In its statement, the VA blamed the delays Santamaria faced on a lack of communication from the private dermatologist he saw through the agency’s “community care” voucher program. Once that doctor filled out the proper paperwork, “new medication was mailed out just five days later”, the agency said.

The agency said the average wait time on phone calls placed to the VA in southern Nevada was one minute and 47 seconds. Santamaria said VA workers typically answer the phone relatively quickly, before putting him on hold for two hours or more.

The Guardian asked the VA for data in order to compare patient wait times during the Trump and Biden administrations at each VA facility. The VA did not provide it, but shared a chart that indicated wait times for some health services had marginally improved this fiscal year, while others had worsened. The fiscal year covers the final three and a half months of the Biden administration and first six months of Trump’s second term.

The VA’s workforce dashboards show the decline in staffing was accelerating.

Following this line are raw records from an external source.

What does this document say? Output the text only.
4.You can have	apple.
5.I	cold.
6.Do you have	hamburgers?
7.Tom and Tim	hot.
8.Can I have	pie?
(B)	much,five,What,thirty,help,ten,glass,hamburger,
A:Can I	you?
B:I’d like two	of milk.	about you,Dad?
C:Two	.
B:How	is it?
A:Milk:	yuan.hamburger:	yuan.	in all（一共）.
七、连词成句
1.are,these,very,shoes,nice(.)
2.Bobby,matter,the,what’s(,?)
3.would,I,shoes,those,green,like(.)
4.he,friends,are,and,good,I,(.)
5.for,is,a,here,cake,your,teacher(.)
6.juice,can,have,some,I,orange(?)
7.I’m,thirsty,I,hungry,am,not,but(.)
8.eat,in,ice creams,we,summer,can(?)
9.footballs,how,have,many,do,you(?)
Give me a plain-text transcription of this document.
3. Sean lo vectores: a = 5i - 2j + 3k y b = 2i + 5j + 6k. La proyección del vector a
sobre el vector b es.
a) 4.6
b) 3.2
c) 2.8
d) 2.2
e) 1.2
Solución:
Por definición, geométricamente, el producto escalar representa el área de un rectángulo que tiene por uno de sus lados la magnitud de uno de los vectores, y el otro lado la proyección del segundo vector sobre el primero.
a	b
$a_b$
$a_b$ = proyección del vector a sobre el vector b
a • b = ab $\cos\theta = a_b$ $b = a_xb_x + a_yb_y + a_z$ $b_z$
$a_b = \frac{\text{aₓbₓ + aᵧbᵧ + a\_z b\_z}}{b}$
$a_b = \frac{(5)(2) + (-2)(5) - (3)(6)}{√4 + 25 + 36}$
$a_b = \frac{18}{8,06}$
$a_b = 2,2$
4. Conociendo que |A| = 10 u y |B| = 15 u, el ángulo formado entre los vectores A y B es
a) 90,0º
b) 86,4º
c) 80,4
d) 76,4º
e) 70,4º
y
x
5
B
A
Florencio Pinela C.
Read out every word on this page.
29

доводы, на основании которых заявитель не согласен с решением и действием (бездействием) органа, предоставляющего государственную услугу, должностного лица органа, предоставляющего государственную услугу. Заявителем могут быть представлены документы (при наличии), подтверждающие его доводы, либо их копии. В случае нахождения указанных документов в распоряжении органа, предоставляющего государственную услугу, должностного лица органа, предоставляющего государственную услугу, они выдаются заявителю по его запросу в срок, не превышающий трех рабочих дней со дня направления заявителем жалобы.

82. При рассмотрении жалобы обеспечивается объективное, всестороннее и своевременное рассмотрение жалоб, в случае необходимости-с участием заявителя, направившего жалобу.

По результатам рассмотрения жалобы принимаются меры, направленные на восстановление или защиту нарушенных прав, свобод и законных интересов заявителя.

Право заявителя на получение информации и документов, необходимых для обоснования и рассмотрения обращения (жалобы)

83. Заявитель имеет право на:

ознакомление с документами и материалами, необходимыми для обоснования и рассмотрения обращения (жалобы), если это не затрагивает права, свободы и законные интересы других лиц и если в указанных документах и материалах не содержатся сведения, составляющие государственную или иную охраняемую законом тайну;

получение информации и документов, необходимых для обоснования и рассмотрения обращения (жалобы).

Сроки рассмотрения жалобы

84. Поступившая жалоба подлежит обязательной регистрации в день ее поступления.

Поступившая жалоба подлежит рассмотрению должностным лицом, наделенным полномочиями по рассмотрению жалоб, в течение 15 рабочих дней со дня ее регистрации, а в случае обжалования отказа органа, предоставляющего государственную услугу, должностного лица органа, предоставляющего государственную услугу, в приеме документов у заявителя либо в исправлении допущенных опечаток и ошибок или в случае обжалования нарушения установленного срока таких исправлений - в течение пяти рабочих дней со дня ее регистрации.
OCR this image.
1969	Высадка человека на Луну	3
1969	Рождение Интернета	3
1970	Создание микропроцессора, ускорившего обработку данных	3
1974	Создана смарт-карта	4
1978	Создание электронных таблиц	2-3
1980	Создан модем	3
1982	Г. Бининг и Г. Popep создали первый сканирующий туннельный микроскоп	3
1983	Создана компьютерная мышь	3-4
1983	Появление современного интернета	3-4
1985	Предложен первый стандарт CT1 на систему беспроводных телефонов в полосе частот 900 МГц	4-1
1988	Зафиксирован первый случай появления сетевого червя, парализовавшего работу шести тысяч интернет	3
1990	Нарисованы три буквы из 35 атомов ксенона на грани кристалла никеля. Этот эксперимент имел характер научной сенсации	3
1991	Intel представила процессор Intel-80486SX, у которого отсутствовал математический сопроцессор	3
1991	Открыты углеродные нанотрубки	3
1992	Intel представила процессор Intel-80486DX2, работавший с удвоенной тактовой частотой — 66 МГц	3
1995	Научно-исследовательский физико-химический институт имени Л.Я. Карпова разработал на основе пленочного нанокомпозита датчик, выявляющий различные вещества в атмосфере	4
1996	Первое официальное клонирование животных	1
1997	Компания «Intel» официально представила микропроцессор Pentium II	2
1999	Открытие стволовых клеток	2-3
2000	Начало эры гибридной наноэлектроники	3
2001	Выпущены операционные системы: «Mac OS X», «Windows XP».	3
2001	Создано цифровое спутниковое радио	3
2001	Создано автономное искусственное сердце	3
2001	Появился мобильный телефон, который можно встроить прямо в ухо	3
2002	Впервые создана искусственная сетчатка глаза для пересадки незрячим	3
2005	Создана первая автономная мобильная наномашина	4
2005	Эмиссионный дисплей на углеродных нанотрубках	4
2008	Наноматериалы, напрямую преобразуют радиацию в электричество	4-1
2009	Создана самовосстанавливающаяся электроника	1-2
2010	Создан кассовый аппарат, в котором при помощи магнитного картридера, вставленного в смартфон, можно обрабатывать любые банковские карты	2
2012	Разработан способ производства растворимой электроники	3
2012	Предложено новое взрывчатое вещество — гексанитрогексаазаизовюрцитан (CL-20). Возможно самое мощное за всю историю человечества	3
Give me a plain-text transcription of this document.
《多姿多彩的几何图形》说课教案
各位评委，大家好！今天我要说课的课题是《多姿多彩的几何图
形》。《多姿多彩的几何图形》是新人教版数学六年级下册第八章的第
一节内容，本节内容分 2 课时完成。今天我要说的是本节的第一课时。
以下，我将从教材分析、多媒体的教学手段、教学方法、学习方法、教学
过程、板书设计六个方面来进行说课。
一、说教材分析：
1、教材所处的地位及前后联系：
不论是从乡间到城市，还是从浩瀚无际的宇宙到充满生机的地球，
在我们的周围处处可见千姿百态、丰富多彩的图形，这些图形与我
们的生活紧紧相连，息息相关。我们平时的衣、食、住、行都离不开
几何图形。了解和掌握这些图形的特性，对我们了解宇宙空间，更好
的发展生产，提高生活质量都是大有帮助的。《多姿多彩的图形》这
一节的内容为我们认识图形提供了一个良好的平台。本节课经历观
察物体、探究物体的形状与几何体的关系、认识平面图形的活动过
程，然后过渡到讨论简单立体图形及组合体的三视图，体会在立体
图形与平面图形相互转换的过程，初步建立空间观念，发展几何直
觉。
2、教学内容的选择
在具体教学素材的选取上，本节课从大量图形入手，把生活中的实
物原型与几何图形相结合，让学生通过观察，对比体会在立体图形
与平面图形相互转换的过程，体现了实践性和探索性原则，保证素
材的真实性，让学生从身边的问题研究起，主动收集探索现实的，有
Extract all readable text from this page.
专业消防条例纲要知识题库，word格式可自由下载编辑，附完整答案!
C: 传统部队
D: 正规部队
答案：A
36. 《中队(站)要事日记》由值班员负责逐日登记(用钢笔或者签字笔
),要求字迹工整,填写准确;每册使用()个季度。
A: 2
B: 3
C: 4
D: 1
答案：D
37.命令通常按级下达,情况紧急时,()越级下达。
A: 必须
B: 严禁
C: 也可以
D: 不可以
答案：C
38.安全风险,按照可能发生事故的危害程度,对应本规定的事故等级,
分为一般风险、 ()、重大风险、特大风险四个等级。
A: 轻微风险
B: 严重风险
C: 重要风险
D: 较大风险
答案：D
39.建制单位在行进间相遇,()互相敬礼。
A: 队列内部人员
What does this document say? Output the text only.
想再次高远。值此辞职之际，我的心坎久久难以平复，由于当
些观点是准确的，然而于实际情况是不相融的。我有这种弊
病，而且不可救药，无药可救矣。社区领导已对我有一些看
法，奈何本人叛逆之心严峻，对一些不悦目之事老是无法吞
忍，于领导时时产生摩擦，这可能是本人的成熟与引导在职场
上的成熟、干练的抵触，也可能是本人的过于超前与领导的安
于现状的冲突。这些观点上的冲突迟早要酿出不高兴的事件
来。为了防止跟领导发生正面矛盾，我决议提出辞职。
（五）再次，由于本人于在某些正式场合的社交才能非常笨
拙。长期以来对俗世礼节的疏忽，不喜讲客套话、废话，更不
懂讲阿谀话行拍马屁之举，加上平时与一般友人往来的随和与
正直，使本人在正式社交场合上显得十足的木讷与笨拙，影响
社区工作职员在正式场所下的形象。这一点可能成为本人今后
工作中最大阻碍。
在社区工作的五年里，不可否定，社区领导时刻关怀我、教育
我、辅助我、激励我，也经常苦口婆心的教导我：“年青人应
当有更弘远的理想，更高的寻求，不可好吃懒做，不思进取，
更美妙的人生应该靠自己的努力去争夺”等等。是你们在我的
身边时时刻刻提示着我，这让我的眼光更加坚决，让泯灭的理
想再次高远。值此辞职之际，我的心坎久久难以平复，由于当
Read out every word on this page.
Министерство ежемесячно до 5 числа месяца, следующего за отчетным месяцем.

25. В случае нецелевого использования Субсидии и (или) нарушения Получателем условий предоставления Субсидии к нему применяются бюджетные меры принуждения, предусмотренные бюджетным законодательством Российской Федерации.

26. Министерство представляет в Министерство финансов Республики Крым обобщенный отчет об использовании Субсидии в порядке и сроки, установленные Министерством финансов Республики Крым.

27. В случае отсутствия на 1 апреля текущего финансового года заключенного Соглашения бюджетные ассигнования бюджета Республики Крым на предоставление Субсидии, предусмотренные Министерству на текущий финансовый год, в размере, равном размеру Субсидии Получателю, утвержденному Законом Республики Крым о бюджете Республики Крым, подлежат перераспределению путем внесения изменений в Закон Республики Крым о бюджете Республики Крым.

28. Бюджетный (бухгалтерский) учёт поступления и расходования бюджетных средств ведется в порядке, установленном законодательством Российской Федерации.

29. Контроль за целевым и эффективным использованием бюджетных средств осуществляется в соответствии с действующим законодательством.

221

In February, the VA reported a net loss of 223 registered nurses and 94 doctors; in June the VA lost an additional 409 registered nurses and 147 doctors.

The VA declined to answer questions on the acceleration in the reduction of “mission-critical” medical workers employed in agency hospitals and clinics.

Those staffing losses do not include 10,000 VA workers who accepted deferred resignation offers early in Trump’s second term, whose last day on the books will be 30 September.